O que convém lembrar sobre a vida útil do painel solar?
Retenha a folha de dados dos módulos, o certificado de garantia e a data de comissionamento do sistema no mesmo lugar, porque qualquer acionamento futuro começa por esses três papéis. Exija do instalador, por escrito, o prazo da garantia do inversor e o custo estimado da extensão, separado do prazo dos painéis. Anote a geração total de cada ano e compare com a curva prometida na folha de dados, porque a queda só vira reclamação sustentável com série histórica. Reserve dinheiro para o inversor por volta do décimo ano se o sistema for do tipo string. E quando a geração cair de forma brusca, desconfie de sombreamento novo, sujeira acumulada e falha de string antes de culpar o envelhecimento das placas, que é lento por definição.
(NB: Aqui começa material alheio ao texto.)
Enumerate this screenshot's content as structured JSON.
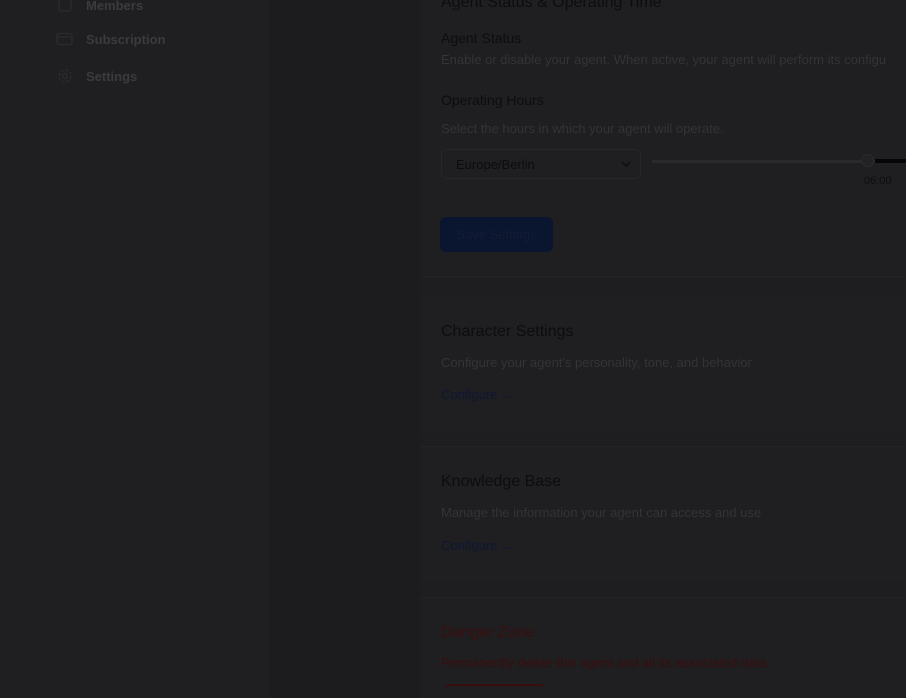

Leitura informativa, e nada além disso: os números reunidos acima saíram de folhas técnicas de fabricantes, de um levantamento científico publicado em periódico revisado por pares e da lei federal disponível no Planalto. Prazos de garantia mudam conforme o modelo, o lote e o país de venda, e a escolha entre trocar, reparar ou acionar o fabricante pede um profissional habilitado olhando o projeto da casa.